Benzene prices fell for four straight quarters in 2025. Global benzene averaged USD 0.89/KG in Q1, USD 0.81/KG in Q2, USD 0.78/KG in Q3, and USD 0.71/KG in Q4. Q1 2026 saw the first real rebound, firming 4.23% to USD 0.74/KG. North East Asia was the most expensive region in Q1 2025 at USD 1.01/KG, while South America was the cheapest throughout at USD 0.60 to 0.72/KG. New Chinese capacity and soft styrene demand were the main reasons for the slide.
The benzene market forecast for 2026 points to cautious firming, with global prices likely ranging from USD 0.70 to USD 0.90/KG across the year. Recovery in styrene and phenol demand, continued MDI pull from the aniline chain, and a more orderly crude oil environment should provide gradual support. The main downside risk is persistent Chinese aromatics oversupply from capacity that came online in 2025.
China is the largest benzene producer globally, accounting for roughly 40% of world capacity, followed by the United States, South Korea, Japan, and Western Europe. China's share continues to expand thanks to new integrated refining-petrochemical complexes like Shenghong Petrochemical and Yulong Petrochemical, which came online during 2025 (US EIA; MIIT China).

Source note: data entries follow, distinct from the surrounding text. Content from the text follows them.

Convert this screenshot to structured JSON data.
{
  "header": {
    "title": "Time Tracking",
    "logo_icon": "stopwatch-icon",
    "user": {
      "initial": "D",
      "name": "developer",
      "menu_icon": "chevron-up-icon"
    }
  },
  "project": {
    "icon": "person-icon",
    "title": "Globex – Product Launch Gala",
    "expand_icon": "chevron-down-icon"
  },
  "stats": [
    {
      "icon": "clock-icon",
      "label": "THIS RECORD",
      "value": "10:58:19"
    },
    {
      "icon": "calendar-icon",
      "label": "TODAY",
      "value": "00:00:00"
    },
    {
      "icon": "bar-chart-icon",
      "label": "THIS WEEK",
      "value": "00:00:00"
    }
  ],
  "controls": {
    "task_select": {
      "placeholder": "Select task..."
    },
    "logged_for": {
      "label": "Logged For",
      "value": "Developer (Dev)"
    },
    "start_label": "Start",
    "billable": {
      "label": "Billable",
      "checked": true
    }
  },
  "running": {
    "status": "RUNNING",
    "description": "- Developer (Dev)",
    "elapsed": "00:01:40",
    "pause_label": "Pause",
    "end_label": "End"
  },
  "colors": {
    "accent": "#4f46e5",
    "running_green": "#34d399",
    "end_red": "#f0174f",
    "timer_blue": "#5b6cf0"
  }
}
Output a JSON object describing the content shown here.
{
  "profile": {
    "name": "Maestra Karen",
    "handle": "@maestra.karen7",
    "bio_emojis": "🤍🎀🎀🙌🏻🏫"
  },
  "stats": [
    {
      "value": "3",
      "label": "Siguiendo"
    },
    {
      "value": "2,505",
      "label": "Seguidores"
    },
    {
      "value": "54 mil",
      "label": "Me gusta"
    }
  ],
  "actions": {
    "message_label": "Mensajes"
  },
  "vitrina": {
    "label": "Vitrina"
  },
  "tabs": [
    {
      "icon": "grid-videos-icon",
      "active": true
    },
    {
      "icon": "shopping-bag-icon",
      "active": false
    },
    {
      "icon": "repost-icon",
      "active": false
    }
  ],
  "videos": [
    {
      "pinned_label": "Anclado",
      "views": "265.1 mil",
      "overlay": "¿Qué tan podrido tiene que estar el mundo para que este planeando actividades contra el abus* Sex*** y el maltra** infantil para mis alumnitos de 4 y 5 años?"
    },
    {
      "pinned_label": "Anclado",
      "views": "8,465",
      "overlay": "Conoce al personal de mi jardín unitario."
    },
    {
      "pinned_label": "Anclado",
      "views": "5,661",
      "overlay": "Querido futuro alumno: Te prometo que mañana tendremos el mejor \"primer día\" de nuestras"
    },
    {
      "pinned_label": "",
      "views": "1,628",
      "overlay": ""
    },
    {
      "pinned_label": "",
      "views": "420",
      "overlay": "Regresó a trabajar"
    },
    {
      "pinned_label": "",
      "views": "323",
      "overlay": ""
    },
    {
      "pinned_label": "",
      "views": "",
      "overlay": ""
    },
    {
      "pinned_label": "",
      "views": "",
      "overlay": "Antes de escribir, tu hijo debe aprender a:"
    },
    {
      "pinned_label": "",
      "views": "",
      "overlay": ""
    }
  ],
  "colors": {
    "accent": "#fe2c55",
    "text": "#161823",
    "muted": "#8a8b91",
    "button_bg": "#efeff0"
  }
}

Benzene is classified as a Hazardous Air Pollutant (HAP) by the US Environmental Protection Agency under the Clean Air Act, and it is on the REACH Annex XIV authorisation list in the European Union. Long-term occupational exposure to benzene is linked to serious health effects, including leukaemia, so strict emissions controls, exposure limits, and handling protocols apply across refining, petrochemical, and transport operations. These regulations also feed into the cost structure of benzene production, especially in North America and Europe.